En segundo lugar, «signos sensibles» que siguen la ley de la Encarnación: lo visible manifiesta lo invisible, y lo invisible necesita de lo material para darse a los hombres. Ya volveremos sobre esto.
«Lo divino toma, por decirlo así, campo en lo humano para elevar lo humano a su modo de ser y de obrar divinos.
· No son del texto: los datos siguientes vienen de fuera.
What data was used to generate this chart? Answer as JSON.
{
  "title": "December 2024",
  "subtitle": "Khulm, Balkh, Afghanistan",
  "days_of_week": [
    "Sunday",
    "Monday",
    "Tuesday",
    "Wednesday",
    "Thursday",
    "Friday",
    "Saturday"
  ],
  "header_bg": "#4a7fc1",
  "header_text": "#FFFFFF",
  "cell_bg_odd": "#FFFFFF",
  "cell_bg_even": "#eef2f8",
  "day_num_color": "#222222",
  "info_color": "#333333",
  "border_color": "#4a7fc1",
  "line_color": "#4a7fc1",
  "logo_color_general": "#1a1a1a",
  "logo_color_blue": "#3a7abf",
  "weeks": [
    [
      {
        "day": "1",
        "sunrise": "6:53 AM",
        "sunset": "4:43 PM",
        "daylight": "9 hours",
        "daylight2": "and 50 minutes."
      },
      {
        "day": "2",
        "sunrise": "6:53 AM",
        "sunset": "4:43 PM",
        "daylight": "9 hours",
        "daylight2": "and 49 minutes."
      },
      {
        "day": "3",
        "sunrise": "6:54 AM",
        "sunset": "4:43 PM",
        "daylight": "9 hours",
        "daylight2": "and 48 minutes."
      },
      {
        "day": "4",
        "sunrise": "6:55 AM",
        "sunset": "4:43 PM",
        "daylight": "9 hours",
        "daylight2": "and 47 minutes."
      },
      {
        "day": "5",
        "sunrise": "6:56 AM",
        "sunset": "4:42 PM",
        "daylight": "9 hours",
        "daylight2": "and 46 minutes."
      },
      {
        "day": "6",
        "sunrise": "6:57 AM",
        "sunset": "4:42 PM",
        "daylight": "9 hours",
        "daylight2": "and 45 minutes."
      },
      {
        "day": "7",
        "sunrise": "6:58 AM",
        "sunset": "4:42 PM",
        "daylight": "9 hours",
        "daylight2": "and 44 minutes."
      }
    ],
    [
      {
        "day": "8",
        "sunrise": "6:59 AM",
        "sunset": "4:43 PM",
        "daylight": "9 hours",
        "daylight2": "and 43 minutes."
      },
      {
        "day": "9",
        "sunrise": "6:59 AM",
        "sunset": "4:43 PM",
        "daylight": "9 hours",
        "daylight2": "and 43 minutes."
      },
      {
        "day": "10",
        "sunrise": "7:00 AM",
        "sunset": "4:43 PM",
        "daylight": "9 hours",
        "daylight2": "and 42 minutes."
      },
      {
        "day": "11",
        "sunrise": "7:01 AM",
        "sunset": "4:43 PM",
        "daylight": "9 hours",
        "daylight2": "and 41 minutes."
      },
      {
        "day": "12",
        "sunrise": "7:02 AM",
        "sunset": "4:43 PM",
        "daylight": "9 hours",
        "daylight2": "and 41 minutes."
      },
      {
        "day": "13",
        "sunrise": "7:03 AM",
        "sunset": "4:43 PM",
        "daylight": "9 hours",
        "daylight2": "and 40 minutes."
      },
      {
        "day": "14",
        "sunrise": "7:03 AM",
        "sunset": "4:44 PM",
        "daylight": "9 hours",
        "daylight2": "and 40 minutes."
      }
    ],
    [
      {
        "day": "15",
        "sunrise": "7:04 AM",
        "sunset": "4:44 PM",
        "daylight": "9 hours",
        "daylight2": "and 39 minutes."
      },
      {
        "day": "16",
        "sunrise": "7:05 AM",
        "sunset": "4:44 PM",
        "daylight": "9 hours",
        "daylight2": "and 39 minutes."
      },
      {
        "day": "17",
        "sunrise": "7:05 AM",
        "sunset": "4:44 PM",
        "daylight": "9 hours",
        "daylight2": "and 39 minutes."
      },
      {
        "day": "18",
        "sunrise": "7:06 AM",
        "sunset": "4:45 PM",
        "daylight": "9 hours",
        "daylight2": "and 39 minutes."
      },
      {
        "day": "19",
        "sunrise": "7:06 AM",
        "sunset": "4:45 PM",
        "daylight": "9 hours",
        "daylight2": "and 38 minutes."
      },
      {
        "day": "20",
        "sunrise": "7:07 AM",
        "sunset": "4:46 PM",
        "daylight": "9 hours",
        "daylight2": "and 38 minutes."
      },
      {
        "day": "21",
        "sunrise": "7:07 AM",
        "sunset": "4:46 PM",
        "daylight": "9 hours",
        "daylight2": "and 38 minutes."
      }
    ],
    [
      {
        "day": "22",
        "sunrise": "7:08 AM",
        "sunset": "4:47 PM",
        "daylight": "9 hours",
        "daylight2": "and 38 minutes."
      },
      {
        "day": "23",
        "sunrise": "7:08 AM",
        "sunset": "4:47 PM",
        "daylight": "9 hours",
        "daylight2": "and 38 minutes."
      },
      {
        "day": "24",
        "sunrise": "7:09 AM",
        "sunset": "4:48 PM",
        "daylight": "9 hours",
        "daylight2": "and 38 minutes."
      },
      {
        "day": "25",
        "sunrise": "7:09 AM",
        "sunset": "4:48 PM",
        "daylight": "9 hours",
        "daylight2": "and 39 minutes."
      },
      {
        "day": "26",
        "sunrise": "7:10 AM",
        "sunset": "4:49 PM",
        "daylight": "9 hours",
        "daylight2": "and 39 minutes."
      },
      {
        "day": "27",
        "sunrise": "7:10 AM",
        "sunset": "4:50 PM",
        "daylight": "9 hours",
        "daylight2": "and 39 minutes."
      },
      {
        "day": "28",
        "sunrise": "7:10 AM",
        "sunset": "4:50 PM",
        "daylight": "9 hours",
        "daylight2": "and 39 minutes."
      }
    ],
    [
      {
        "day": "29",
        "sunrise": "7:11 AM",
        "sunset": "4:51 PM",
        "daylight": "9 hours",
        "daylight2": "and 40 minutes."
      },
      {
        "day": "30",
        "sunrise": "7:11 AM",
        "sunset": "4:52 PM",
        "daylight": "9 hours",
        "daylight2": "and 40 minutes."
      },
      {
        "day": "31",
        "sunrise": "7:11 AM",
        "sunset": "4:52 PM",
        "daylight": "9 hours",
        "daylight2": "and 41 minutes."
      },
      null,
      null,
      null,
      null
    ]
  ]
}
Podemos ver en ella dos aspectos: en primer lugar, Dios que comunica al hombre la vida divina, fin de toda la historia sagrada, a través del velo de las cosas sensibles, de modo que el hombre debe pasar a través de estas cosas sensibles para recibir aquella vida. En segundo lugar, el hombre que, como resultado de esa comunicación con Dios, es elevado a un modo de ser y de obrar divinos, no sólo en un orden puramente moral en la línea cognoscitiva y afectiva, sino también de un orden ontológico, entitativo»[3].
¿Entonces? Muy sencillo: en la liturgia nos movemos en el orden sobrenatural, en el orden de la gracia, de lo invisible, mediante signos sensibles que santifican. La fuerza de la liturgia –y su belleza, y su grandeza, y todo- no radica en su capacidad de convencer, en palabras convincentes y didácticas de monición tras monición, ni tampoco, ¡mucho menos!, la fuerza de la liturgia está en la homilía… o en las añadiduras de ritos inventados, ofertorios interminables, besos de paz inacabables.
La liturgia está en el orden de la gracia: es el Misterio de Cristo y es el Sacerdocio de Jesucristo actuando. Con esto, se modificaría la perspectiva a la hora de celebrar y de vivir la liturgia, así como se enriquecería mucho más la vida interior de los fieles cristianos.